Невыносимо было думать, что вечер ему придется провести в одиночестве – все, на что мы втайне рассчитываем в ожидании мгновения свободы, полностью утрачивает очарование, если уединение наше – вынужденное. Конечно, всегда найдутся женщины известного сорта, но те, которых он знал, куда-то в тот день подевались, а провести вечер в Нью-Йорке в обществе нанятой незнакомки ему и в голову не приходило – такое времяпрепровождение он всегда считал чем-то постыдным, чуждым и достойным лишь командированного в незнакомом городе.
Энсон оплатил счет за звонки – кассирша не к месту пошутила насчет получившейся суммы – и во второй раз за вечер двинулся к выходу из «Плазы», направляясь неведомо куда. У вращающейся двери, боком на фоне лившегося из окна света, стояла явно беременная женщина; при каждом повороте двери у нее на плечах трепетал легкий бежевый плащ, и каждый раз она с нетерпением смотрела на дверь, словно устав уже ждать. При первом же взгляде на нее Энсону почудилось что-то знакомое; его охватила сильная нервная дрожь, но лишь в пяти шагах от нее он понял, что перед ним стоит Пола.

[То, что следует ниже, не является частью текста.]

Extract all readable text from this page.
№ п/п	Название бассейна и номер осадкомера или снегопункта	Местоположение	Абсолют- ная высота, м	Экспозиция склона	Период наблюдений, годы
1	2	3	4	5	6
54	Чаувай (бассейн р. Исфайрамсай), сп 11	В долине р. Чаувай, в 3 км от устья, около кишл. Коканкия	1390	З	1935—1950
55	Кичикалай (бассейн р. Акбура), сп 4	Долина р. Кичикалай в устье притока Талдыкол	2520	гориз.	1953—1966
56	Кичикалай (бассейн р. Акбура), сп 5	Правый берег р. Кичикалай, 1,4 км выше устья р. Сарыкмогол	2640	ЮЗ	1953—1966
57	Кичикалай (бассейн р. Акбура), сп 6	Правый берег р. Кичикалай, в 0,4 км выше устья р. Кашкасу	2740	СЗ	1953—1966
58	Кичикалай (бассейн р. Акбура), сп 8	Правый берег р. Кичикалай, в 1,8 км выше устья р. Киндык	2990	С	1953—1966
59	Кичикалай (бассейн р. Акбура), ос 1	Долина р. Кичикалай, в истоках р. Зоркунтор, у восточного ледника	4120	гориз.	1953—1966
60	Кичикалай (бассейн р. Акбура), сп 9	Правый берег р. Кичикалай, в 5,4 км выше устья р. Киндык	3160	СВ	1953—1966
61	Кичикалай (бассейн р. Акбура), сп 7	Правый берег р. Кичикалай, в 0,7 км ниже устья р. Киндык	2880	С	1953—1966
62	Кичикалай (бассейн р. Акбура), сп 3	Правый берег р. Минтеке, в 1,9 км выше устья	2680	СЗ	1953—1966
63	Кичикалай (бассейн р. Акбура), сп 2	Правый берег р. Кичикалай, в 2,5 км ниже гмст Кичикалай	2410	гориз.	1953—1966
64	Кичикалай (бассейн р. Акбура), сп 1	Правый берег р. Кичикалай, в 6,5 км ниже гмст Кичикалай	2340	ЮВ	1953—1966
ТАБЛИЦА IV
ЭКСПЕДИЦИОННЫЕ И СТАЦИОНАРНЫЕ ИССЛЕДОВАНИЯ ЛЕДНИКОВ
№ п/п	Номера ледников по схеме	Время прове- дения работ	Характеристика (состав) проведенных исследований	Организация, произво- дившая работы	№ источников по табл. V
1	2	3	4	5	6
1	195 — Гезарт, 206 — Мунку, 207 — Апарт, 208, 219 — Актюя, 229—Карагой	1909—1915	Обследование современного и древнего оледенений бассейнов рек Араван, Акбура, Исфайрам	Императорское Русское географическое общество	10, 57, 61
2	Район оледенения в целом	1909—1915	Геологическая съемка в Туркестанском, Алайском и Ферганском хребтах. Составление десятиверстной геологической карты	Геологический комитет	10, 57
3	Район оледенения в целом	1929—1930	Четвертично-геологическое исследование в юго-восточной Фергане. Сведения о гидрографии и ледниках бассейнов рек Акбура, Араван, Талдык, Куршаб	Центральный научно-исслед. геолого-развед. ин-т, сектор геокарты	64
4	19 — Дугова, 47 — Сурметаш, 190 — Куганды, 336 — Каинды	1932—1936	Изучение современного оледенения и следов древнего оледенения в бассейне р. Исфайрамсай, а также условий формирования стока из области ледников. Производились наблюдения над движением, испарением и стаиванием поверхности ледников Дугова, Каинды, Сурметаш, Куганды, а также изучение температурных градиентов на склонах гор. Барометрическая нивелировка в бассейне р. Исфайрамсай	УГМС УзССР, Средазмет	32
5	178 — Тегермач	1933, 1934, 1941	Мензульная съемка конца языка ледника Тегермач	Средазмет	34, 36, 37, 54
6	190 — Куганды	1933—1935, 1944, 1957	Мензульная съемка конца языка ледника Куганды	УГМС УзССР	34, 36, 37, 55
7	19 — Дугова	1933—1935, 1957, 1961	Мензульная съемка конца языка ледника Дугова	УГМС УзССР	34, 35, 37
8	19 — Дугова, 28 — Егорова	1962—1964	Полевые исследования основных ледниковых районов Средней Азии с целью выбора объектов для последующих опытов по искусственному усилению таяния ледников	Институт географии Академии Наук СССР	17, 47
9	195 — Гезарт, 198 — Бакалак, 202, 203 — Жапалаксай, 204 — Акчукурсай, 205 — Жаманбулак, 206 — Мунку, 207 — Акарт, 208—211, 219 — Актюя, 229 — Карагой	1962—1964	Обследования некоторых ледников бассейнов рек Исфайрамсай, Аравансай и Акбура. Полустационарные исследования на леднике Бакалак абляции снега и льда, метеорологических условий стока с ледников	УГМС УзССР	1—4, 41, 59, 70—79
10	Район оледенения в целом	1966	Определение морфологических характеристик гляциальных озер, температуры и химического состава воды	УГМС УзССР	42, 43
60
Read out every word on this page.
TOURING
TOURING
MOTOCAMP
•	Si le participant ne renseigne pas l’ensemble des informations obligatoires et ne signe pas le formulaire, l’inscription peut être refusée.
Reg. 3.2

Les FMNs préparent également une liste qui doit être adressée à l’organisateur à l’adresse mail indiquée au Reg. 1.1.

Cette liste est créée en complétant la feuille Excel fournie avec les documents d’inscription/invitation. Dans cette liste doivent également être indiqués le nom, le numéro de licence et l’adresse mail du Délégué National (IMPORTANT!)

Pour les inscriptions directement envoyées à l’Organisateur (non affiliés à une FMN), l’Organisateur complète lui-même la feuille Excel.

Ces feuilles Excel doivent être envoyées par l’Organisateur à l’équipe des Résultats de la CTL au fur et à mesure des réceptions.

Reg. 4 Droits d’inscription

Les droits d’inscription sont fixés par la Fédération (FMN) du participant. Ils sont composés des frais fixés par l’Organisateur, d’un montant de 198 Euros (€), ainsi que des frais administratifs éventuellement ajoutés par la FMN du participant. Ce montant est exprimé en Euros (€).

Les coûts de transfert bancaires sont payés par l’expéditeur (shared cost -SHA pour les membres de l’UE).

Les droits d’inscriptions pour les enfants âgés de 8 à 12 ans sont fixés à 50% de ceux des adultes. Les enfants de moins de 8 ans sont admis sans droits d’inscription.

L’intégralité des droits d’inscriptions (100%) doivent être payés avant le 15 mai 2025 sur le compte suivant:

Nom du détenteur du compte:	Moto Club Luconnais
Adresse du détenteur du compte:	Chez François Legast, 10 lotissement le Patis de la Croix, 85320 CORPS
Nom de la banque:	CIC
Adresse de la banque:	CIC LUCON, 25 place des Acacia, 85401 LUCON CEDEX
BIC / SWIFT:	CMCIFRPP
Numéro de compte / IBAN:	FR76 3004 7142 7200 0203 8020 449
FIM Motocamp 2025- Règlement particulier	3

– Вот это да! Энсон Хантер!
Его сердце перевернулось.
– Пола!
– Вот чудеса! Глазам своим не верю! Надо же, Энсон!
Она схватила его за руки, и по легкости этого жеста он понял, что память о нем перестала быть для нее мучительной. Но для него все было иначе: он почувствовал, как им вновь овладевает давно забытое чувство, которое всегда пробуждала ее жизнерадостность, – словно боясь ее омрачить, при виде нее в нем всегда на первый план выступала мягкость.
– Мы на лето переехали в Рай. Питу нужно было на восток по делам – ты конечно же знаешь, что я теперь миссис Питер Хагерти, – так что мы взяли детей и сняли дом. Ты обязательно должен приехать к нам в гости!
– Согласен, – прямо сказал он. – А когда?
– Когда хочешь. А вот и Пит.
Дверь отеля вновь повернулась, и на улицу вышел красивый высокий мужчина лет тридцати, с загорелым лицом и аккуратными усиками. Его безупречная спортивная фигура резко контрастировала с выпирающим животом Энсона, который четко обрисовывался под чуть тесным пиджаком.